Servem para outras coisas ...
Absolutamente apoiado. Por que razão os partidos mais pequenos, como O PP ou o BE não apresentam uma proposta para acabar com os Governadores Civis de vez?
artur
Parece que o governador civil tem mais algumas funções, relacionadas com autorizações para emissão de rifas e sorteios. Não é muito, mas sempre é mais alguma coisa...
Cá por mim, que não resisto a comprar uma rifa em tudo o que é arraial, fico agora mais reconfortado quando, com o acto, ajudo a manter um posto de trabalho...
O texto está muito bom, conciso e bem estruturado. Apreciei, em particular o enquadramento histórico.
A inovação chegou a todos os sectores da vida social e política desde a educação à saúde. Queria ficar admirado por saber que existe um sector que parou no século XIX. Mas não fico e o motivo vem bem explanado no desenvolvimento do artigo.

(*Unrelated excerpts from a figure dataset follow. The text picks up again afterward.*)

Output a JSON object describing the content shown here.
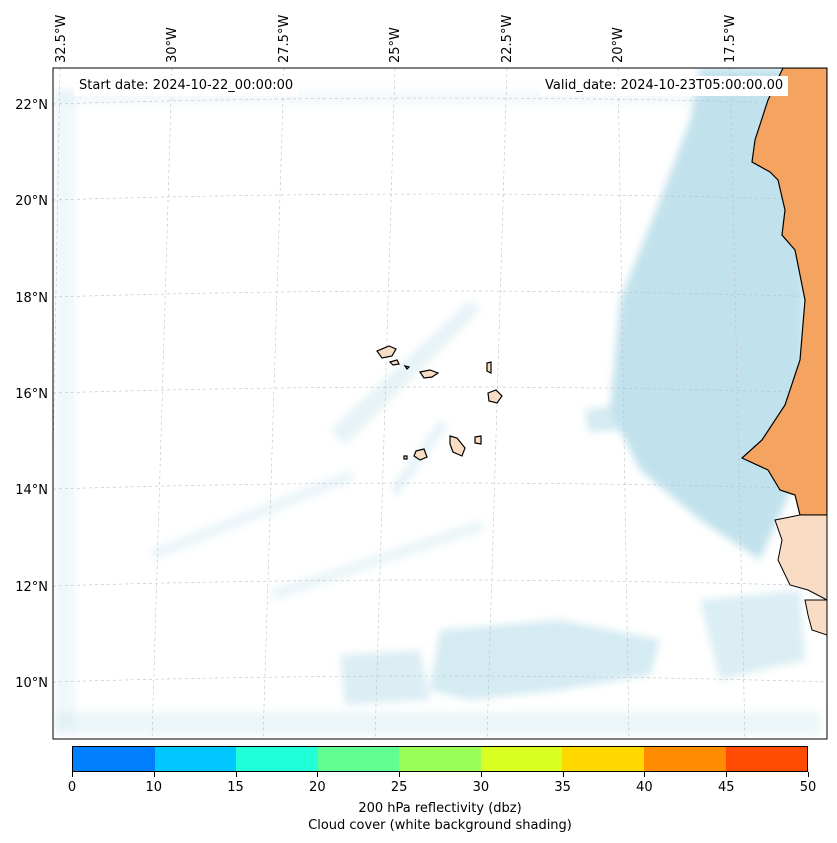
{
  "map": {
    "start_label": "Start date: 2024-10-22_00:00:00",
    "valid_label": "Valid_date: 2024-10-23T05:00:00.00",
    "lon_labels": [
      "32.5°W",
      "30°W",
      "27.5°W",
      "25°W",
      "22.5°W",
      "20°W",
      "17.5°W"
    ],
    "lat_labels": [
      "22°N",
      "20°N",
      "18°N",
      "16°N",
      "14°N",
      "12°N",
      "10°N"
    ],
    "land_color": "#f4a460",
    "cloud_color": "#add8e6"
  },
  "colorbar": {
    "ticks": [
      "0",
      "10",
      "15",
      "20",
      "25",
      "30",
      "35",
      "40",
      "45",
      "50"
    ],
    "colors": [
      "#0080ff",
      "#00c8ff",
      "#20ffd8",
      "#60ff90",
      "#98ff58",
      "#d8ff20",
      "#ffd800",
      "#ff8c00",
      "#ff4c00"
    ],
    "title_line1": "200 hPa reflectivity (dbz)",
    "title_line2": "Cloud cover (white background shading)"
  }
}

Não poderia concordar mais com a afirmação de que são "fósseis-vivos". Aliás, o cargo de Governador Civil já deveria ter desaparecido há 35 anos com a revolução e consequente constituição, visto que esse seria também um dos pontos a reformular. Contudo, por algum motivo irracional continuam nas suas (escassas) funções. Um claro caso de falta de vontade política, pois infelizmente a política ainda serve para satisfazer caprichos particulares e favorzinhos alheios.